Is PETG Tough Enough for Functional, Snap-Fit Prototypes?
Absolutely. PETG excels in functional prototyping precisely because it possesses a slightly lower flexural modulus than PLA, meaning it has a bit of natural "give." Instead of remaining rigidly stiff until it suddenly shatters under pressure, PETG will flex and deform before it breaks.
For snap-fit joints, living hinges, or interlocking mechanisms, this flexibility is crucial. When a plastic clip is pushed into place, it needs to flex over a lip and quickly snap back to its original position. PLA will often snap in half during this process because it cannot absorb the temporary stress, whereas PETG will stretch, slide into place, and recover its shape securely.
Additionally, PETG boasts exceptional layer adhesion. In 3D printing, the Z-axis (the vertical direction where layers stack) is usually the weakest point where parts split under a heavy load. Because PETG layers fuse together so strongly during extrusion, functional brackets, mechanical enclosures, and load-bearing fixtures printed in PETG are significantly more reliable than those made from stiffer, more brittle filaments.
How Does PETG Handle Chemical Exposure and the Elements?
PETG is highly resilient when it comes to environmental hazards, making it a favorite for industrial and workshop environments. It stands up incredibly well against a wide variety of chemicals, including weak acids, alkalis, oils, and greases. This chemical resistance means you can confidently use PETG for automotive fluid funnels, workshop organization containers, or protective casings for batteries and electronics.

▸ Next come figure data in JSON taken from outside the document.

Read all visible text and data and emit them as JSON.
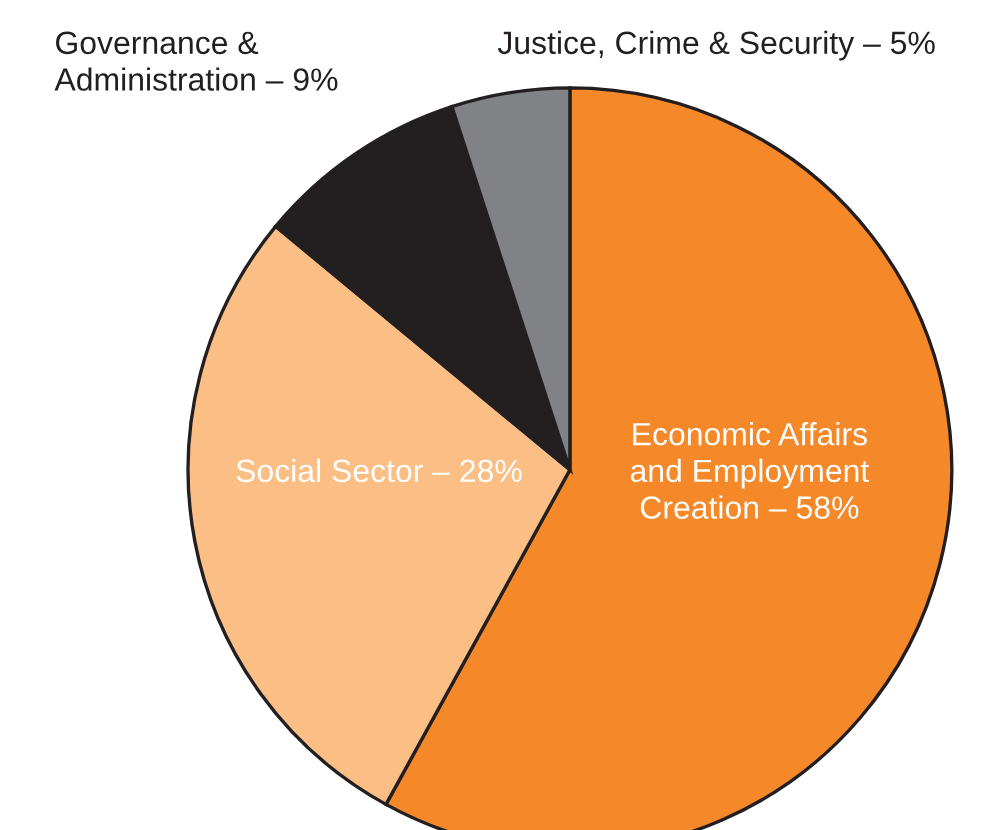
{
  "chart_data": {
    "type": "pie",
    "categories": [
      "Economic Affairs\nand Employment\nCreation – 58%",
      "Social Sector – 28%",
      "Governance &\nAdministration – 9%",
      "Justice, Crime & Security – 5%"
    ],
    "values": [
      58,
      28,
      9,
      5
    ],
    "colors": [
      "#f5892a",
      "#fbbf86",
      "#231f20",
      "#808285"
    ]
  }
}
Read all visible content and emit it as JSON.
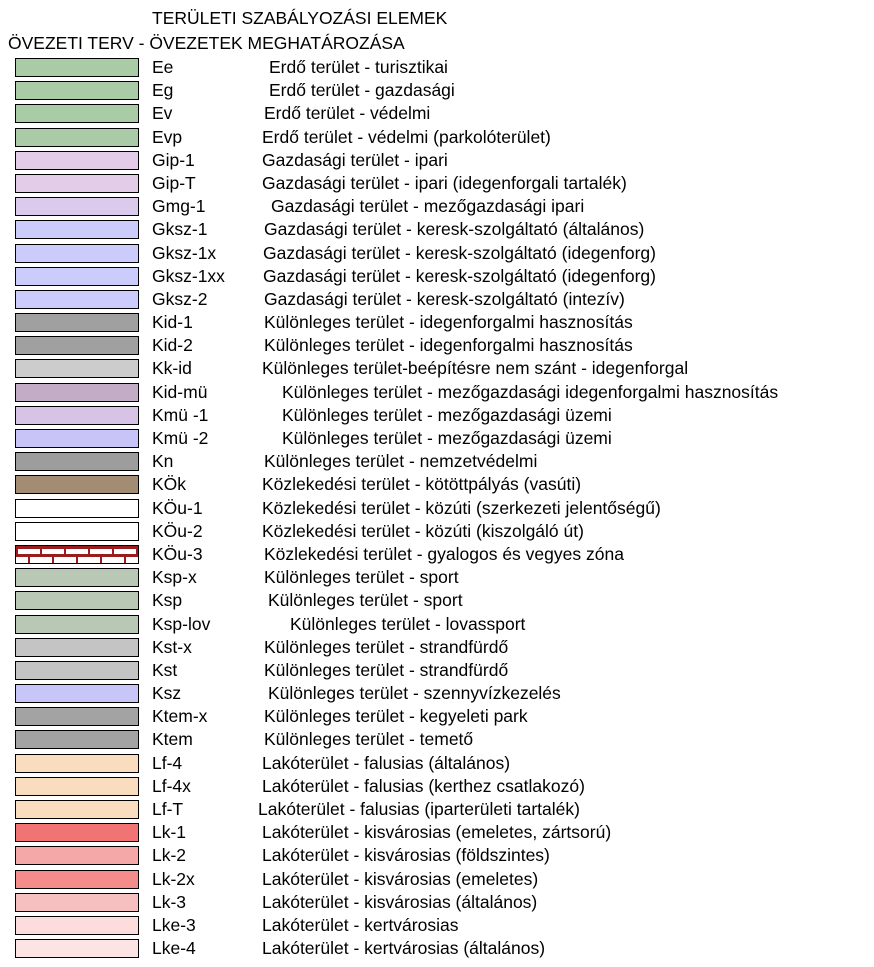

It is also highly water-resistant. Unlike some materials that degrade or swell when exposed to moisture over long periods, printed PETG parts maintain their structural integrity and won't break down in damp environments. This makes it an excellent choice for hydroponics setups, custom aquarium plumbing, or indoor plant pots that require constant contact with water.
However, when it comes to permanent outdoor exposure, you must consider ultraviolet (UV) light. While PETG handles moisture and chemicals beautifully, prolonged exposure to direct sunlight will gradually degrade the plastic, making it brittle and prone to cracking over time. If your prototype or final part will live outside 24/7, you should either paint it with a UV-resistant clear coat or opt for a naturally UV-resistant material like ASA.
Can PETG Parts Be Sanded, Painted, or Glued?
Post-processing PETG requires a slightly different approach than other common plastics. While it can certainly be sanded and painted, its inherent toughness and chemical resistance make it a bit stubborn. Sanding PETG takes more elbow grease than PLA; because it has a lower melting point than ABS, it tends to soften and gum up the sandpaper if friction generates too much heat. Wet sanding is highly recommended to keep the surface cool and achieve a smooth finish.
When it comes to painting, PETG's slick, chemically resistant surface means paint struggles to adhere directly to the raw plastic. To get a professional finish, you must scuff the surface and use a plastic-adhesion promoter or an automotive primer before applying your base coats. Once properly primed, standard acrylics and spray paints will stick beautifully, allowing you to achieve a polished, presentation-ready model.
Gluing PETG also requires specific adhesives. Because it resists chemical solvents, traditional model glues (like plastic cement) or acetone—which melt and fuse ABS perfectly—will simply roll off PETG. Instead, you need mechanical adhesives. Cyanoacrylate (super glue), especially when paired with a chemical activator spray, works exceptionally well. For heavy-duty structural bonds, a two-part epoxy is your most reliable option.